Gemma Harle, Managing Director of Mortgage Next, said: “It’s pleasing to see that the value of new mortgages we placed during October was exactly the same as it was 12 months ago. The CML has reported a 44% decline in gross new lending over the same period, which means that Mortgage Next has made a major gain in market share.
“We have, however, in common with all distributors, experienced a significant shift in the mix of our business, with declines in the volumes of higher margin niche and sub-prime mortgages being placed. This means that our focus continues to be on controlling costs whilst at the same time ensuring we provide brokers with a high quality, reliable service.
“Our AR number have also increased during the past quarter and the Mortgage Next Network now includes 150 member firms and 310 individual advisers. We have an active recruitment programme in place and are keen to talk to any potential new members who may be concerned about the quality of service they are currently receiving or the financial stability of their existing network.

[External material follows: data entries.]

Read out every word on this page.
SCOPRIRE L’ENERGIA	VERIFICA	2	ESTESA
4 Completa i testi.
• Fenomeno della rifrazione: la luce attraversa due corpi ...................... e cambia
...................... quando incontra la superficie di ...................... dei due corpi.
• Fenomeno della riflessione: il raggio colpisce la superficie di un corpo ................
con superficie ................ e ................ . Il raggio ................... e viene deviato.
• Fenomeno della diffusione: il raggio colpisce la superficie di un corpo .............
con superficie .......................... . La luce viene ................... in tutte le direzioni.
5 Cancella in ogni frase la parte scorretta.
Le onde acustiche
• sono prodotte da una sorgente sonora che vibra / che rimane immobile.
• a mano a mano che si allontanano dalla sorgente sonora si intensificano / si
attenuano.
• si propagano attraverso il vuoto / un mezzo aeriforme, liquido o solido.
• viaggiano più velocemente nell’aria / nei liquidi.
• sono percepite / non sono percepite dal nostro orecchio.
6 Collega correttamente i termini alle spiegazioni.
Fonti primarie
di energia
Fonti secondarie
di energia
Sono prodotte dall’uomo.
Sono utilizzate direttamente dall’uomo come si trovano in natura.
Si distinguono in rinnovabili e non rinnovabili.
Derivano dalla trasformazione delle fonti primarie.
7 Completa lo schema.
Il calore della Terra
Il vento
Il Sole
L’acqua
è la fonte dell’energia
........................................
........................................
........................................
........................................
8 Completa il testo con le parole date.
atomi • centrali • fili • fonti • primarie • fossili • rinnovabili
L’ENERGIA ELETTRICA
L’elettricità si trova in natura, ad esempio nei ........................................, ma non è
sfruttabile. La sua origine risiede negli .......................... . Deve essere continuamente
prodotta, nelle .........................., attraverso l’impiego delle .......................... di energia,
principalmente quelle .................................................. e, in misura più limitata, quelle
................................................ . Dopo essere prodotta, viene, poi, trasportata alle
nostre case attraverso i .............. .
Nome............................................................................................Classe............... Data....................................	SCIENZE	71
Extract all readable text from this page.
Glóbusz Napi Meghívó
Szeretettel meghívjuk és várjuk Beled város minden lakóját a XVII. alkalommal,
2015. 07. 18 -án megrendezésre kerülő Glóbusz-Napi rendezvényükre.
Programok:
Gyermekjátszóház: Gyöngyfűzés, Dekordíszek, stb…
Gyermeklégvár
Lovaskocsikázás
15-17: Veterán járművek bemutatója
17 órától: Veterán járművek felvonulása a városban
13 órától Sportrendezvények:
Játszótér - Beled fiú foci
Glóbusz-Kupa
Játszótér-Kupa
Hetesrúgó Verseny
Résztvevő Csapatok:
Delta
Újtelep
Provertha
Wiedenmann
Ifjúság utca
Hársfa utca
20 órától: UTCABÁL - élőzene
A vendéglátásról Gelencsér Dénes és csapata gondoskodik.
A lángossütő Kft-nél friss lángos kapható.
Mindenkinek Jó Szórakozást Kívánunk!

“Clearly, 2009 is going to be a difficult year for everyone in the UK mortgage market, but I believe Mortgage Next is well positioned to take advantage of those market opportunities which do present themselves. We are financially robust, have strong backing, a growing base of brokers and excellent relationships with lenders and other product providers. Our objective is to continue growing our market share by offering a high quality, cost effective and dependable service to intermediaries.”